Rare Outage Takes Down Major ChatGPT Feature – PCMag
Conversation history disappears from the side menu, deleting information that some users might still want to access. OpenAI has issued a fix, but still reports 'degraded performance.'
UPDATE 7/31: OpenAI says it resolved the issue and will publish a report on what happened in five days. “All impacted services have now fully recovered,” its status page says. “The detailed Root Cause Analysis (RCA) will be published in the next 5 business days.”
Original Story 7/30:
ChatGPT’s conversation history feature went down today, leaving users in the dark.
“I’ve closed ChatGPT for a minute and opened it again, only to find three months of data is gone!” says one Redditor. “Images I’ve created during this period are still in the library, but chats are just…Poofed!”
“I had some important convos saved there,” writes another.
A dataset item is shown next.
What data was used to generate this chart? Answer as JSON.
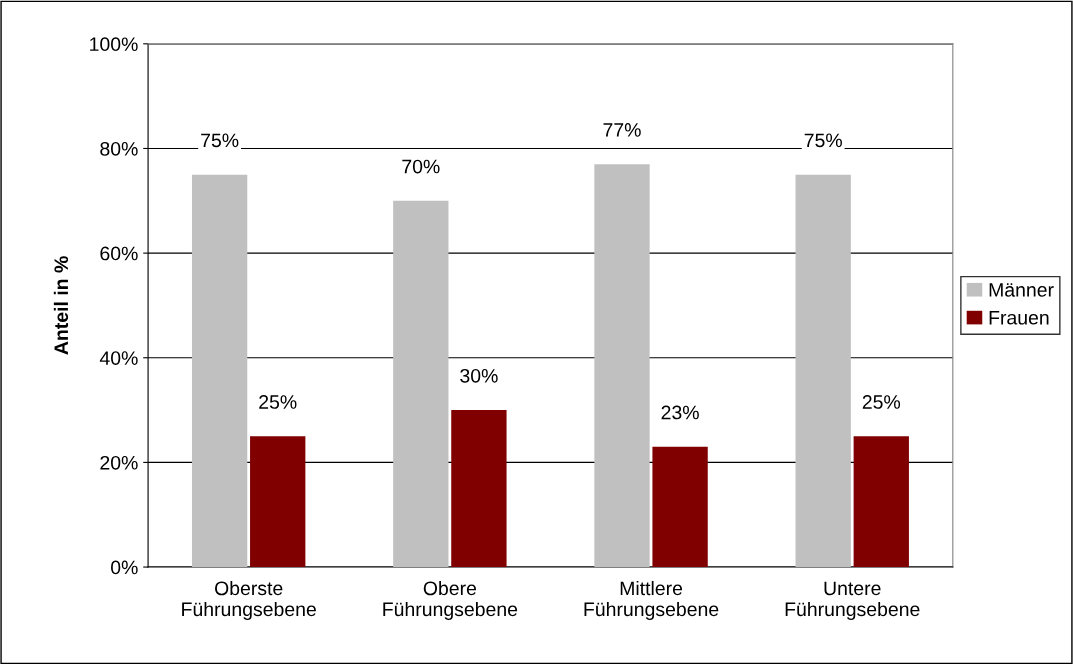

OpenAI confirmed the issue just after noon ET and deployed a fix by 3:24 p.m., according to its status tracker. “We have applied the mitigation and are monitoring the recovery,” it says. Outage tracker Downdetector also shows a spike in user-reported issues around 10:30 a.m. ET.
Conversation history is a core feature within the otherwise simple chat interface. Users may reference previous chats or continue them because they are often about one or two core topics. ChatGPT automatically names every new chat with its interpretation of the topic, such as “Identifying trees” or “calculating tips.”
It’s unclear if the issue is a design bug or if the conversations are actually deleted. Some people are reporting issues only on desktop, not mobile, and others are experiencing the problem on both.
ChatGPT is generally a reliable product; OpenAI self-reports 99.55% uptime across its 23 services. Conversation history has 99.81% uptime, so an outage is an unusual event for the chatbot overall and for this particular feature. OpenAI has not posted about the issue on its social media. We’ve reached out for more information and will update this story if we hear back.
Disclosure: PCMag parent company Ziff Davis owns Downdetector.